The humble Plimsoll, or Pump as it was sometimes called, is a shoe usually made out of black or white coloured canvas, but normally black. Normally they have no laces but instead have a piece of thick elastic that goes over the top of the foot to keep it on securely. This is why they were usually part of the school uniform for primary school, as they were easy to take on and off, useful for children who haven’t quite mastered the art of tying their own shoelaces yet.
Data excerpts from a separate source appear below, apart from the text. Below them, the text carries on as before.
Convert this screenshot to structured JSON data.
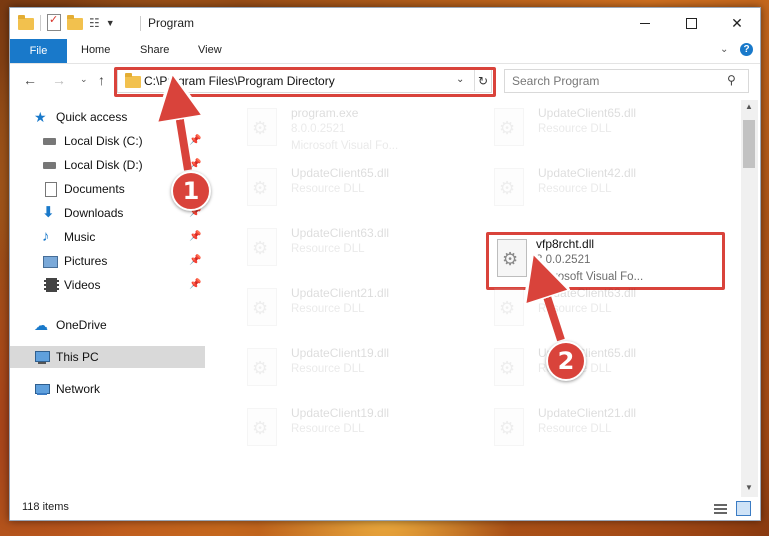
{
  "window": {
    "title": "Program"
  },
  "ribbon": {
    "file": "File",
    "tabs": [
      "Home",
      "Share",
      "View"
    ]
  },
  "address": {
    "path": "C:\\Program Files\\Program Directory"
  },
  "search": {
    "placeholder": "Search Program"
  },
  "sidebar": {
    "quick_access": "Quick access",
    "items": [
      {
        "label": "Local Disk (C:)",
        "pinned": true
      },
      {
        "label": "Local Disk (D:)",
        "pinned": true
      },
      {
        "label": "Documents",
        "pinned": true
      },
      {
        "label": "Downloads",
        "pinned": true
      },
      {
        "label": "Music",
        "pinned": true
      },
      {
        "label": "Pictures",
        "pinned": true
      },
      {
        "label": "Videos",
        "pinned": true
      }
    ],
    "onedrive": "OneDrive",
    "thispc": "This PC",
    "network": "Network"
  },
  "files": [
    {
      "name": "program.exe",
      "meta1": "8.0.0.2521",
      "meta2": "Microsoft Visual Fo...",
      "faded": true
    },
    {
      "name": "UpdateClient65.dll",
      "meta1": "Resource DLL",
      "meta2": "",
      "faded": true
    },
    {
      "name": "UpdateClient65.dll",
      "meta1": "Resource DLL",
      "meta2": "",
      "faded": true
    },
    {
      "name": "UpdateClient42.dll",
      "meta1": "Resource DLL",
      "meta2": "",
      "faded": true
    },
    {
      "name": "UpdateClient63.dll",
      "meta1": "Resource DLL",
      "meta2": "",
      "faded": true
    },
    {
      "name": "vfp8rcht.dll",
      "meta1": "8.0.0.2521",
      "meta2": "Microsoft Visual Fo...",
      "faded": false
    },
    {
      "name": "UpdateClient21.dll",
      "meta1": "Resource DLL",
      "meta2": "",
      "faded": true
    },
    {
      "name": "UpdateClient63.dll",
      "meta1": "Resource DLL",
      "meta2": "",
      "faded": true
    },
    {
      "name": "UpdateClient19.dll",
      "meta1": "Resource DLL",
      "meta2": "",
      "faded": true
    },
    {
      "name": "UpdateClient65.dll",
      "meta1": "Resource DLL",
      "meta2": "",
      "faded": true
    },
    {
      "name": "UpdateClient19.dll",
      "meta1": "Resource DLL",
      "meta2": "",
      "faded": true
    },
    {
      "name": "UpdateClient21.dll",
      "meta1": "Resource DLL",
      "meta2": "",
      "faded": true
    }
  ],
  "status": {
    "items": "118 items"
  },
  "annotations": {
    "badge1": "1",
    "badge2": "2"
  },
  "colors": {
    "accent": "#1979ca",
    "highlight": "#d9433b"
  }
}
The sole of the shoe was made out of rubber which was normally a funny orangey-brown colour, to stop it marking the school gym floor. The sole was attached to the canvas using a process called vulcanisation, which used heat to bond the rubber to the canvas upper.Â Being made in this way means they can also be safely cleaned in a washing machine when they get dirty, so long as you don’t wash them on too high a temperature of course! 😉
The Plimsoll gets its name from the Plimsoll Line on a ship, which is a line painted around the hull that marks the highest water level that the ship can safely be sailed at. The way the sole was bonded to the shoe looks very similar to a Plimsoll Line, plus it also has the similarity with ships in that if water goes above the line, then you’re going to get wet!
The first Plimsolls were made in 1830 (perhaps this post should be on Child of the 1880’s) and they were originally named Sand Shoes (and still are in Australia). These originals were made by the Liverpool Rubber Company, which later went on to become Dunlop, probably most famous for making car tyres, but who still make shoes today.